Vladimir Gorgadze, directeur du département Blockchain du MIPT et cofondateur de la plateforme Atomyze, a publié une tribune sur les avantages que les technologies blockchain pourraient apporter si elles étaient introduites dans le système juridique russe.
En décembre 2025, la Banque de Russie et le ministère des Finances ont annoncé publiquement le projet de loi « Sur la monnaie numérique et les droits numériques », visant à réglementer le secteur des cryptomonnaies. En avril, le projet de loi a été adopté en première lecture par la Douma d'État. Ses principales dispositions devraient entrer en vigueur le 1er juillet 2026.

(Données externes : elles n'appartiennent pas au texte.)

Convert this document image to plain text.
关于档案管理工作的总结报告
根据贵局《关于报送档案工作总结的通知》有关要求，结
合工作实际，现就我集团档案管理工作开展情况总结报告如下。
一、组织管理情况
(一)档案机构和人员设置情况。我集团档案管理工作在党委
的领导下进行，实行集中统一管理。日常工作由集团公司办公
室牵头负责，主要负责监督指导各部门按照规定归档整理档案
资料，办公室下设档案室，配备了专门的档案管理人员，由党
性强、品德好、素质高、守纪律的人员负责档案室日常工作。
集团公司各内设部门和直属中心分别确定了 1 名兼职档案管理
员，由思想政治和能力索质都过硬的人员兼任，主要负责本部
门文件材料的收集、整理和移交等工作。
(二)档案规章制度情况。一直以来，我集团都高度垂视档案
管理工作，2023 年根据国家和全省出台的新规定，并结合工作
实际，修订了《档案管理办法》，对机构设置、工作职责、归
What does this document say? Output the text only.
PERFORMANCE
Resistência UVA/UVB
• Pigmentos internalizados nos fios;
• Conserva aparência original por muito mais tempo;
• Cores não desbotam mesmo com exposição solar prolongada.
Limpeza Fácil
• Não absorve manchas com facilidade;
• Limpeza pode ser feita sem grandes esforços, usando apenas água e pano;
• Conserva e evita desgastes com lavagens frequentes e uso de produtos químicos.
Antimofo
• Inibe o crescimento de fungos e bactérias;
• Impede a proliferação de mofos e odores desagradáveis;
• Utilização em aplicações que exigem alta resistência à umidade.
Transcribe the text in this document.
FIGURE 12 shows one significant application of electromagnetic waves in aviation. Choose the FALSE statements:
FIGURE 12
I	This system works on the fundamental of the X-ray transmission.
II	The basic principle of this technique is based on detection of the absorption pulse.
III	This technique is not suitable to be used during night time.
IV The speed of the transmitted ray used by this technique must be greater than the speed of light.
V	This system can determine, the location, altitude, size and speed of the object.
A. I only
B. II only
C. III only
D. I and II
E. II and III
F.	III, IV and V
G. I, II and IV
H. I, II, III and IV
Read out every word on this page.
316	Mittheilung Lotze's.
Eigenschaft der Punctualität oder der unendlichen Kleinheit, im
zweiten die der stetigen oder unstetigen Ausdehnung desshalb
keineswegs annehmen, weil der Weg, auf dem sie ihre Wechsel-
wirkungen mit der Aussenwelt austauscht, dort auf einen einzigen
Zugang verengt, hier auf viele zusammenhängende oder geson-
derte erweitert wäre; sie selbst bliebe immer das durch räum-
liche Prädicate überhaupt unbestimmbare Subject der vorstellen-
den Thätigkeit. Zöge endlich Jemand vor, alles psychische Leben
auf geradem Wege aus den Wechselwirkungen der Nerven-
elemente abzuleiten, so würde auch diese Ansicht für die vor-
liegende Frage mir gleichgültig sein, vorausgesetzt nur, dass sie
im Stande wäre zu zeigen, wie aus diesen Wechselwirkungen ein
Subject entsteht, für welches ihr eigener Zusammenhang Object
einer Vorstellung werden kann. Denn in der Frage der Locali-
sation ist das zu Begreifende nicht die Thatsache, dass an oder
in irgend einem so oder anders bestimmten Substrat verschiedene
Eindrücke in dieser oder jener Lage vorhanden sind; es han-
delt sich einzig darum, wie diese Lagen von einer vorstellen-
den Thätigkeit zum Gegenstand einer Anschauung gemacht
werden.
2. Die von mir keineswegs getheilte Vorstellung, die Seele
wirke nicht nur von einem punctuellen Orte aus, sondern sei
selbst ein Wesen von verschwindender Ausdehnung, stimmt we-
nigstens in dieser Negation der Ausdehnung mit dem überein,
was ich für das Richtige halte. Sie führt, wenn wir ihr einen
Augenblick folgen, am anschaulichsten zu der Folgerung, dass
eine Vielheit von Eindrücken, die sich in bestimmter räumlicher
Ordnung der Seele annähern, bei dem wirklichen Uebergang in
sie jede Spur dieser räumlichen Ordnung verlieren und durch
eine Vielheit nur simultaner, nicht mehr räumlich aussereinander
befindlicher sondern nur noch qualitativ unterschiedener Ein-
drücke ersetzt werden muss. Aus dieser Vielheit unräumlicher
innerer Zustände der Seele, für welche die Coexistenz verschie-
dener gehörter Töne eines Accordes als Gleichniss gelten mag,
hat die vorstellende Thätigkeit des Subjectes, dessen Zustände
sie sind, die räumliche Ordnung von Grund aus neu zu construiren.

Le projet de loi conjoint de la Banque centrale et du ministère des Finances indique que le débat de longue date sur l'interdiction ou la légalisation des cryptomonnaies s'oriente désormais vers une réglementation concrète. Ce changement coïncide avec le passage de plusieurs tendances technologiques sur le marché mondial de la phase expérimentale à la phase d'infrastructure : les stablecoins sont devenus un instrument de paiement avec un volume d'échanges de 46 000 milliards de dollars par an, les agents d'intelligence artificielle ont commencé à effectuer des paiements de manière autonome et la tokenisation des actifs réels a attiré les principaux acteurs institutionnels.
Dans sa chronique pour RBC-Crypto, Vladimir Gorgadze, directeur du département blockchain de l'Institut de physique et de technologie de Moscou (basé au Centre de recherche Idea) et cofondateur de la plateforme Atomyze, discute des avantages que chacun de ces domaines pourrait apporter à l'économie russe, compte tenu d'un environnement réglementaire approprié.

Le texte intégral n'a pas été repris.